Vicki Bergquist and wife Jeanette LeBlanc were visiting family members in Louisiana in September 2016. The Texas residents went crabbing on the coast and picked up a sack of raw oysters at a village market in Westwego. Not long after, LeBlanc’s health began deteriorating.
Karen Bowers, a friend of the couple, said that she and LeBlanc shucked and ate around two dozen raw oysters, CBS News reports. Bergquist said, “About 36 hours later she started having extreme respiratory distress, had a rash on her legs and everything.” Bowers added, “An allergic reaction of sorts, that’s what I would call it. That’s what we thought.”
In the next 48 hours, LeBlanc’s condition worsened. Doctors told her that she had vibrio, a deadly, flesh-eating bacterial infection.
Bergquist said, “It’s a flesh-eating bacteria. She had severe wounds on her legs from that bacteria.”
According to the Centers for Disease Control and Prevention, vibrio can enter a person’s system through uncooked or undercooked shellfish, or by exposing open wounds to saltwater. LeBlanc had been in contact with both.

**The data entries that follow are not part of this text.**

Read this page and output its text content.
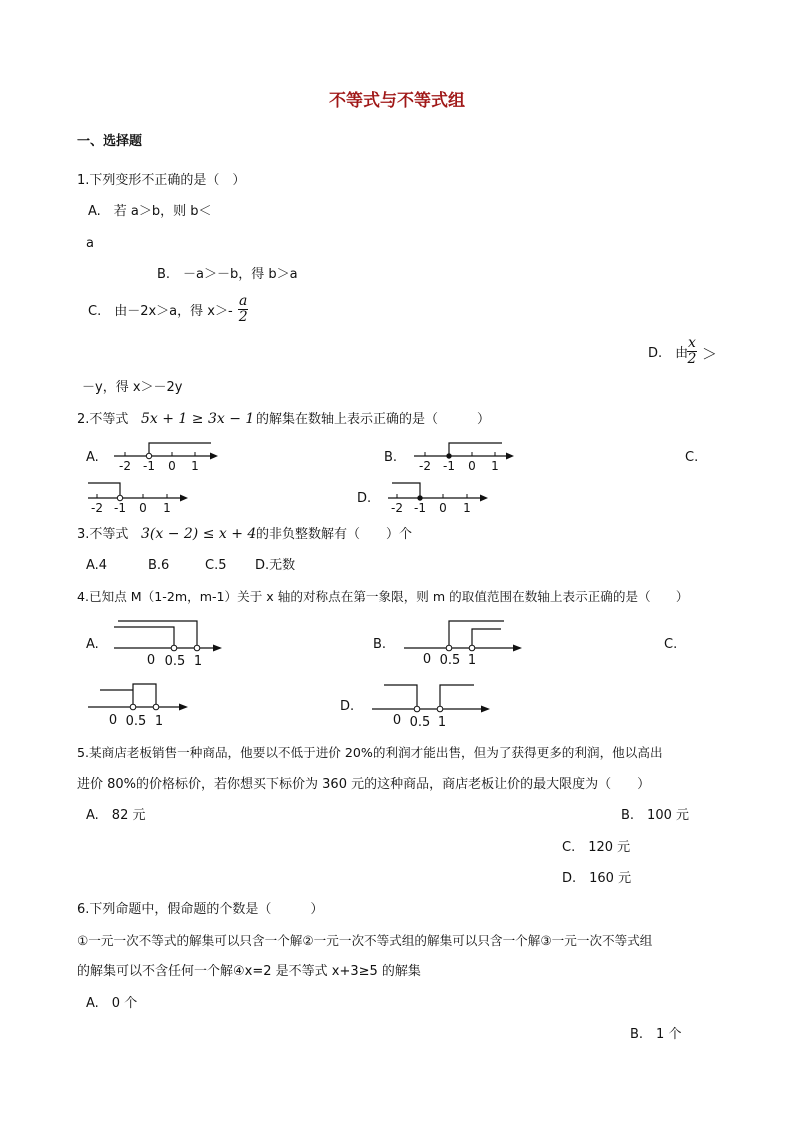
不等式与不等式组
一、选择题
1.下列变形不正确的是（　）
A.　若 a＞b，则 b＜
a
B.　－a＞－b，得 b＞a
C.　由－2x＞a，得 $x>- \frac{a}{2}$
D.　由
$\frac{x}{2}$ ＞
－y，得 x＞－2y
2.不等式 5x + 1 ≥ 3x − 1 的解集在数轴上表示正确的是（　　　）
A.
-2 -1 0 1
B.
-2 -1 0 1
C.
-2 -1 0 1
D.
-2 -1 0 1
3.不等式 3(x − 2) ≤ x + 4 的非负整数解有（　　）个
A.4	B.6	C.5 D.无数
4.已知点 M（1-2m，m-1）关于 x 轴的对称点在第一象限，则 m 的取值范围在数轴上表示正确的是（　　）
A.
0 0.5 1
B.
0 0.5 1
C.
0 0.5 1
D.
0 0.5 1
5.某商店老板销售一种商品，他要以不低于进价 20%的利润才能出售，但为了获得更多的利润，他以高出
进价 80%的价格标价，若你想买下标价为 360 元的这种商品，商店老板让价的最大限度为（　　）
A.　82 元	B.　100 元
C.　120 元
D.　160 元
6.下列命题中，假命题的个数是（　　　）
①一元一次不等式的解集可以只含一个解②一元一次不等式组的解集可以只含一个解③一元一次不等式组
的解集可以不含任何一个解④x=2 是不等式 x+3≥5 的解集
A.　0 个
B.　1 个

For 21 days, she fought for her life, but finally succumbed to death o October 15, 2017.
Bowers said, “I can’t even imagine going through that for 21 days, much less a day. Most people don’t last.” Bergquist said,
She was bigger than life. She was a great person, laughed a lot, loved her family, loved her dad.

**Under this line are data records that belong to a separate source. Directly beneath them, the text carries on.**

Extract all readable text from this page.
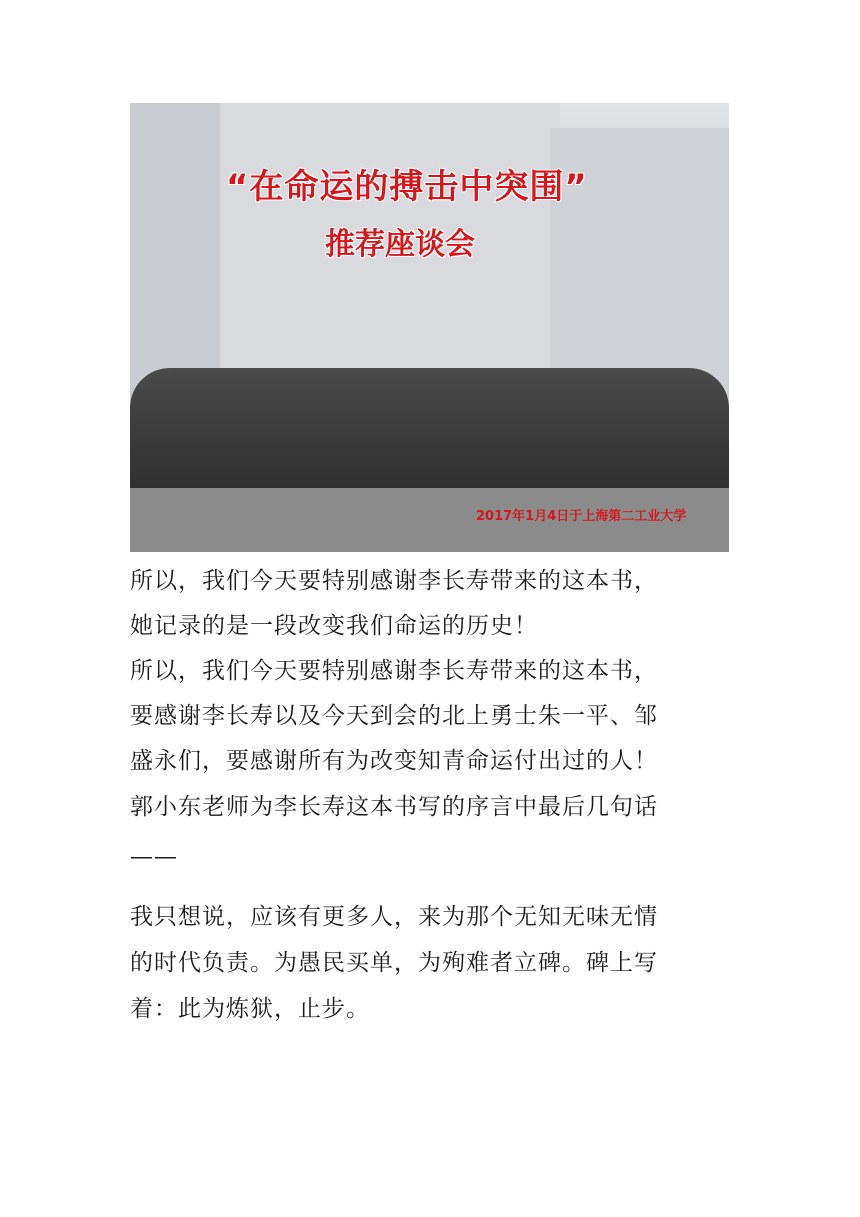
“在命运的搏击中突围”
推荐座谈会
2017年1月4日于上海第二工业大学
所以，我们今天要特别感谢李长寿带来的这本书，
她记录的是一段改变我们命运的历史！
所以，我们今天要特别感谢李长寿带来的这本书，
要感谢李长寿以及今天到会的北上勇士朱一平、邹
盛永们，要感谢所有为改变知青命运付出过的人！
郭小东老师为李长寿这本书写的序言中最后几句话
——
我只想说，应该有更多人，来为那个无知无味无情
的时代负责。为愚民买单，为殉难者立碑。碑上写
着：此为炼狱，止步。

Both Bergquist and Bowers are now raising awareness about vibrio, saying that they wish they had known the risk of eating the oysters before the tragedy. Bergquist added, “It we had known that the risk was so high, I think she would’ve stopped eating oysters.”
There have been several cases of people dying of vibrio documented in the past year, mostly from contact with water. Also in October last year, a man in Texas helping with Hurricane Harvey repairs died after contracting the flesh-eating bacteria while cleaning up.